(Jim Clark) – President Obama didn’t do much better at the recent Group of 20 world trade summit in Seoul, Korea than his party did in the recent mid term elections. The Associated Press described the summit as “a diplomatic setback for the United States.” The main US objective at the summit was to get other nations to pressure China to stop manipulating its currency.
What’s happening is that Chinese manufacturers sell goods to US interests (Wal Mart is rumored to be buyer of about 6% of China’s gross domestic product). US buyers pay Chinese manufacturers for the goods in dollars which the sellers exchange for Chinese yuan at China’s central bank. That central bank exchanges yuan for dollars at an artificially low price (relative to China’s trade surplus) so that Chinese manufacturers can undercut competition in world markets. And indeed just a few months ago countries from Brazil to Germany were openly criticizing Chinese trade policy.
But just before Obama showed up at the Seoul summit the US Federal Reserve Bank announced that it would buy $600 billion of US Treasury securities in order to further drive US interest rates down hoping to spur the US economy. And so the other G – 20 members accused the US of manipulating its currency and they ignored China.
Emerging economies also complained that the Fed purchases of Treasury securities would push yields so low that investors, seeking higher returns, would overwhelm their fragile markets pushing up their currencies, stocks and other investments which will hurt their exports, cause inflation and create bubbles which would leave them vulnerable to a crash when investors withdraw their money. So, the US got branded as the skunk at a picnic.
I’m just a simple person but it eludes me why the Fed. didn’t just quietly lower the rediscount rate which would have been just as effective in bringing US rates further down as buying Treasury securities, would avoid their having to print money and would not have derailed the US position at the G-20 summit.
Even a simple bilateral trade agreement with close ally South Korea fizzled. Readers will recall that the US has had 60,000 troops stationed there since 1950 to protect South Korea from its neighbor to the north and maybe ought to feel they owe us something. But when it came to relaxing restrictions on automotive and beef imports from the US the answer was “nothing doing”. They will drive their Hyundais and eat kim chi. US exporters need not apply.
Obama would do well to listen to Reno banker and investment advisor Robert Barone who points out that job creation was the most important issue in the recent election. The 2008 financial meltdown unmasked two business cost issues he writes: over-taxation and overregulation. The US has high income taxation coupled with state and local taxes, a 15% payroll tax burden and now additional costs of Obamacare. Moreover every Congress and state legislature piles regulation on top of regulations which, no matter how worthless, never seem to go away.

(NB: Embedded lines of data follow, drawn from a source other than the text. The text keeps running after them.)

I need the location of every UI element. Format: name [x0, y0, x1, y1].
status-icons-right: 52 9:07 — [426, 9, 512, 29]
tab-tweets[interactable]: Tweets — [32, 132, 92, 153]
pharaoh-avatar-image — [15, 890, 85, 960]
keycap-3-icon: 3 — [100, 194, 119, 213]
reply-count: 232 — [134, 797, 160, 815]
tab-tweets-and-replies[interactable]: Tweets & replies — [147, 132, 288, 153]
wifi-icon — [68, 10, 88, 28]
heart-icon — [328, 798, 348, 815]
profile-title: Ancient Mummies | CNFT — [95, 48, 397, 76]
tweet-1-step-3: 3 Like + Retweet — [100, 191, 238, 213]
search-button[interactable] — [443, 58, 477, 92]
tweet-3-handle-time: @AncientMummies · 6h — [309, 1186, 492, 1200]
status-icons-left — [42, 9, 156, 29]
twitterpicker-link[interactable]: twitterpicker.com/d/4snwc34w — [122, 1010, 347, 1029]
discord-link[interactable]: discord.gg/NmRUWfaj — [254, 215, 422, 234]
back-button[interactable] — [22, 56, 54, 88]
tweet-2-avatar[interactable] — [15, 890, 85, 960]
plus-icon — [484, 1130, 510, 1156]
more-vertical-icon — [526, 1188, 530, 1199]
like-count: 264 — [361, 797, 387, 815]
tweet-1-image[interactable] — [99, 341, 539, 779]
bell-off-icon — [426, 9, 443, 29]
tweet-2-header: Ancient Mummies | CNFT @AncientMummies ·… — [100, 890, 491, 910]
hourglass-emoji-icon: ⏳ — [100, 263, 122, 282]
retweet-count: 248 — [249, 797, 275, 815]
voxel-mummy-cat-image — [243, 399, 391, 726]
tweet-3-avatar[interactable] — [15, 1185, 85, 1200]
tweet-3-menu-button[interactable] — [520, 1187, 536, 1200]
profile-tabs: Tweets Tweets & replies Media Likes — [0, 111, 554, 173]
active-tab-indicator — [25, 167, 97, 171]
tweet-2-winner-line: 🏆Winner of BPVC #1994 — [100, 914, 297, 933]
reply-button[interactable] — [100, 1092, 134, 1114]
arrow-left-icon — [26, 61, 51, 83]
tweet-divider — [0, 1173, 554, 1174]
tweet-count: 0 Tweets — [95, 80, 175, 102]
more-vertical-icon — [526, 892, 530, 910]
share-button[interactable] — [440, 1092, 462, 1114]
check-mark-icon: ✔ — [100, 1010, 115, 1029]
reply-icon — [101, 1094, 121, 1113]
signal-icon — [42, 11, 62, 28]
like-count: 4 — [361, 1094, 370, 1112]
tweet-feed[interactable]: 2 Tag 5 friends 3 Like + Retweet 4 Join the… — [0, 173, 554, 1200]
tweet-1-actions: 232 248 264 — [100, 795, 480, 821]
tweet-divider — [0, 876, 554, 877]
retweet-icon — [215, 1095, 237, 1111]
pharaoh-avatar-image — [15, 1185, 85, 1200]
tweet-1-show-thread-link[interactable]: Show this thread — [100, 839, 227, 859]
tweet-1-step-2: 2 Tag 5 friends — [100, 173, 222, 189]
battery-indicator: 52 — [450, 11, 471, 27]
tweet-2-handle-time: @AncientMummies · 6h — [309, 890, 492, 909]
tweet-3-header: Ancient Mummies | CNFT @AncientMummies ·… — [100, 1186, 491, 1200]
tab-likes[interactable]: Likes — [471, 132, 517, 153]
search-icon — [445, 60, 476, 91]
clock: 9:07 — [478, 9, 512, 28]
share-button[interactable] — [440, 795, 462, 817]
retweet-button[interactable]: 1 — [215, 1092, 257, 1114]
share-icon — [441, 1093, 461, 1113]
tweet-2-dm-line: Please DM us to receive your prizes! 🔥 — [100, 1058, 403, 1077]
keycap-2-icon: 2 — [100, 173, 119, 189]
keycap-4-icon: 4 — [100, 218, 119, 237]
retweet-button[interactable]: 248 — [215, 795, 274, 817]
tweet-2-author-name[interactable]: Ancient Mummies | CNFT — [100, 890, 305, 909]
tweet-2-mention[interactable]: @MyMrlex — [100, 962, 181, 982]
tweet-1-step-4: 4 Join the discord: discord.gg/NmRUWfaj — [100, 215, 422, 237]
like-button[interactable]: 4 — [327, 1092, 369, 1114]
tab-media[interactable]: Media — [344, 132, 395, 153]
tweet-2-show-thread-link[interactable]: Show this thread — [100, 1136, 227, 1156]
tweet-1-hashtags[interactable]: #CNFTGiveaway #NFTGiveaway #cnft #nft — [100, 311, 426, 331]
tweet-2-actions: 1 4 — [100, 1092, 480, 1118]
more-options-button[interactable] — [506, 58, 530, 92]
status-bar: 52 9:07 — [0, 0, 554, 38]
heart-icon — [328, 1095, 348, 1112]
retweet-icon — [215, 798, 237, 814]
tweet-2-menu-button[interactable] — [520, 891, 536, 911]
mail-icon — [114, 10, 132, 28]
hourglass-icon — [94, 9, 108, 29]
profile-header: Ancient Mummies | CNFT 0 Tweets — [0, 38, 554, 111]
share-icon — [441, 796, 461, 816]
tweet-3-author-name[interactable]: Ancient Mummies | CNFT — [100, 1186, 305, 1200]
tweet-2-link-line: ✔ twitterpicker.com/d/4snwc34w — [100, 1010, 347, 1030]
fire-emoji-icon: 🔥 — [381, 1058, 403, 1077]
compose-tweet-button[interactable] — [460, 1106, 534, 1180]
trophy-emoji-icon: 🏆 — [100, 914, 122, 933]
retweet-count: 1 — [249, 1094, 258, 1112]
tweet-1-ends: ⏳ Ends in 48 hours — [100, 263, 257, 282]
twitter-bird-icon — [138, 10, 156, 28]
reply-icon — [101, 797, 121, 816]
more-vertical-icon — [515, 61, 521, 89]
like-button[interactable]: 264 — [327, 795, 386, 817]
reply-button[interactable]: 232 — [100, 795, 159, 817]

Fixating on a weak dollar policy will not cure the problem Barone says. Other nations will just do the same thing resulting in a “race to the bottom”. The road to economic health is one of lowering the costs of doing business in the US by lower taxes, less regulation and a low-cost energy policy. “I don’t think the policy makers in DC get this” Barone concludes.
Maybe the midterm election results will give them a different outlook.